Freeze Frame: “The Grinch” (PG), “Wildlife” (PG-13) November 9, 2018 | Noon on "Arts Magazine"
Shakespeare said it best. "Brevity is the soul of wit." The classic 1966 animated TV version of Dr. Seuss' "How the Grinch Stole Christmas" by Chuck Jones proves that Shakespeare was right. “The Grinch” was perfect at 26 touching minutes. While the new computer-generated adaptation is pleasant enough, at 86 minutes, it seems a bit padded.

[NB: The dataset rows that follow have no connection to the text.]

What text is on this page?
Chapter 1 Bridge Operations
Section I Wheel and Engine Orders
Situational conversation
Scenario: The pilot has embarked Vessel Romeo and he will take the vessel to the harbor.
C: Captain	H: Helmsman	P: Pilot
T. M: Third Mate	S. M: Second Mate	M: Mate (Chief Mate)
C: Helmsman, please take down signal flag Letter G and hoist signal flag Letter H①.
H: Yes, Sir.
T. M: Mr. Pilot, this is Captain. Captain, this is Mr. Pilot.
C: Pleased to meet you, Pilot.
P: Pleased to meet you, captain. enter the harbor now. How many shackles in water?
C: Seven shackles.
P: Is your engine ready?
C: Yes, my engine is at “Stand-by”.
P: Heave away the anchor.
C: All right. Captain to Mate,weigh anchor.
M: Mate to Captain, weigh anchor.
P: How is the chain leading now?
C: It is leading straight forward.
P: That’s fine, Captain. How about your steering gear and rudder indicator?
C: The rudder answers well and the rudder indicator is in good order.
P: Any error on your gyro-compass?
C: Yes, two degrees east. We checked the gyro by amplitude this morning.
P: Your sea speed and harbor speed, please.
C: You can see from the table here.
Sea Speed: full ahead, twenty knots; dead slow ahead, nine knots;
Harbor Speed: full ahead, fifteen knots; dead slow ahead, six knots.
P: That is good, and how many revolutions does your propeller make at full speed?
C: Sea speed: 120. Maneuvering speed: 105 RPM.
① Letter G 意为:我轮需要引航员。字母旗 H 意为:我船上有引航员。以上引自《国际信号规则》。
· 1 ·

Benedict Cumberbatch provides the voice of the Grinch and other voice talent includes Pharell Williams, Rashida Jones, Angela Lansbury and Keenan Thompson. It comes from the filmmakers behind the “Despicable Me” franchise and they know how to do cute, attempting to flesh out the run time of the story with kid-friendly humor. The visuals are dynamic and its heart is in the right place...even if the heart of this Grinch is two sizes too small.
Actor Paul Dano makes his directorial debut in an austere adaptation of Richard Ford's melancholy novel, "Wildlife." It tells the sorrowful story of the deterioration of a marriage from the perspective of the couple’s 16-year-old boy son. Carey Mulligan and Jake Gyllenhaal are excellent as the bickering parents as is young Ed Oxenbould as the perplexed boy. Dano also adapted the screenplay along with his partner, Zoe Kazan. “Wildlife” is a very slow-moving but involving tale bolstered by the accomplished acting ensemble and sharp 1960s period details.

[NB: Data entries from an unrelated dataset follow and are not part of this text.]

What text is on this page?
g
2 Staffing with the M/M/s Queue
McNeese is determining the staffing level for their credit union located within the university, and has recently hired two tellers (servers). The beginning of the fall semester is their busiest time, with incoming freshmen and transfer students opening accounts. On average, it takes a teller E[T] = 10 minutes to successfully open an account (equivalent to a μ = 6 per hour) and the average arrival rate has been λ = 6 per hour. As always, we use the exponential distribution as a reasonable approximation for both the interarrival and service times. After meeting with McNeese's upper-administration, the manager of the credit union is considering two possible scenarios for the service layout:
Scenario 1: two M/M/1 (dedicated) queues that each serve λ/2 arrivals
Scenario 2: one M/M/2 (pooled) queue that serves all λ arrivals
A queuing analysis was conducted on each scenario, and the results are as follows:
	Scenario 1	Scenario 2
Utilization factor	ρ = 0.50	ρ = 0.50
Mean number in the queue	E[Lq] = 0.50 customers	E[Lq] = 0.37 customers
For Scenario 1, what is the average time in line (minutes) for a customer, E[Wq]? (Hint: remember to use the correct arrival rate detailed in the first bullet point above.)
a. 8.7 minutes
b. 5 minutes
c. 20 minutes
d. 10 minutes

Also opening this week, “The Girl in the Spider’s Web” is a thriller that continues the story of Lisbeth Salander, the girl with the dragon tattoo. Claire Foy stars. “Overlord” is a horror thriller about zombies set in Nazi occupied France. “Here and Now (Blue Night)” is a character study about a successful singer. Sarah Jessica Parker stars. “River Runs Red” is an action thriller starring Taye Diggs and John Cusack. “Welcome to Mercy” is a supernatural thriller set in Latvia.
Russ Simmons is an award-winning film critic whose work has been featured on television and in print for nearly two decades.